Our next year in cybersecurity looks to be very interesting. On one hand, we have the bad guys who are doing their darnedest to bypass any safeguards put in place by the white knights of cybersecurity in order to extort the innocent. On the other hand, we have focus on machine learning and user entity behavioural analytics (UEBA) features that provide a new level of detection of these attacks for the good guys. Mobile malware will keep going strong in 2017 since phones are still rootable, and we will see more attacks like those leveraging the Mirai malware or various ransomware variants.

One has to wonder: will 2017 be based more on recovery than detection and containment? The chances are slim, but one dark horse may come back to the forefront in the year 2017: prevention.

Conventional prevention measures such as those provided by firewalls, next-generation or otherwise, will not be enough. Prevention, however, goes much deeper. Why are attacks such as the Mirai malware able to thrive in the wild? Because our software and system development practices are currently lacking appropriate cybersecurity controls. Why is ransomware still a threat? Because people will still launch an attachment from an email message they receive, regardless of whether or not they know the sender. In 2017, prevention will be associated with managing vulnerabilities; those of both the technological and the human type.
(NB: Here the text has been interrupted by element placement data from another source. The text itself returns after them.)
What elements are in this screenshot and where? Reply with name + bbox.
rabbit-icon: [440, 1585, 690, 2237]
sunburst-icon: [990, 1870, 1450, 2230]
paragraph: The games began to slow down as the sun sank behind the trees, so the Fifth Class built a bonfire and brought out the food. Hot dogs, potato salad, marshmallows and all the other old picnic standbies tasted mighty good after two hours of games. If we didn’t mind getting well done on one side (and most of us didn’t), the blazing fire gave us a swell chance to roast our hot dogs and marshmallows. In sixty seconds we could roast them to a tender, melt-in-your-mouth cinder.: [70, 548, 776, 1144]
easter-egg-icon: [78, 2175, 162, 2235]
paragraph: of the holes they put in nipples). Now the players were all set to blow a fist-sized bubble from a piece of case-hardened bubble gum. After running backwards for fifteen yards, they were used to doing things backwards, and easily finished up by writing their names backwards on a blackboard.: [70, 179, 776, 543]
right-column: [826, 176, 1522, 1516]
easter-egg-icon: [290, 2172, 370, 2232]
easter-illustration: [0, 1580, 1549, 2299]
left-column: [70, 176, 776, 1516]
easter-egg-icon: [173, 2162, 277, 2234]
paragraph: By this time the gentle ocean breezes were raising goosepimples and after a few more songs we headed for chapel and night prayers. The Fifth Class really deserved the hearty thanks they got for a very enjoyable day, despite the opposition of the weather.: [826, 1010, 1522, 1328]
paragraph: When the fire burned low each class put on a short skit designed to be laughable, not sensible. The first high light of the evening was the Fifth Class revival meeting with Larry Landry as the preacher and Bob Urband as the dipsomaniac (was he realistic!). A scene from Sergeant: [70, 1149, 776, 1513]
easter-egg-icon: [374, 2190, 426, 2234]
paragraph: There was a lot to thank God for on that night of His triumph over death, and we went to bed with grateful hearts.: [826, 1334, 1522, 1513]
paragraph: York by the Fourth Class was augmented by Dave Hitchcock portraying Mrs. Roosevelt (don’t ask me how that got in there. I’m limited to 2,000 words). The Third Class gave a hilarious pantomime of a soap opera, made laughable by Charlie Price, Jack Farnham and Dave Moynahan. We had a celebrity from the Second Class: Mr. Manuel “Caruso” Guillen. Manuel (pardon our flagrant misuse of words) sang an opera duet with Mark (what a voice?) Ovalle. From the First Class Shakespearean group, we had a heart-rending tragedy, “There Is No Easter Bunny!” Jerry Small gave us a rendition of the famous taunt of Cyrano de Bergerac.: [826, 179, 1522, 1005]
In 2017, prevention will be enhanced with two initiatives. Static and dynamic application security testing (SAST and DAST, respectively) will become more common in the DevOps world – enhancing (or creating) a secure software development/delivery lifecycle within organisations (and hopefully app stores). Patching system vulnerabilities may still lag, but one can hope that browsers and applications such as Flash and Java will be patched in a timely fashion.

Vulnerabilities of a human nature will be mitigated through regular user awareness training. There are several platforms that provide test-phish emails, as well as remedial training for those who continue to click on links that they should not. Although prevention will become a cyber focal point, we will still need advanced detection. The next year will see even further advancements in UEBA technologies, leveraging machine learning to detect the bad guys – hopefully before they can do too much damage. Containment of ransomware, data theft attempts, unauthorised access, and other unsavoury activities will be made easier with these cutting edge technologies in your arsenal.

Needless to say, 2017 is going to be exciting for cybersecurity practitioners. There are a lot of threats coming our way, as always, but with the advancement of detection tools, emphasis on vulnerability remediation as  a prevention measure, regular user education, and the ubiquity of the CISO role and risk-based methodologies… we got this.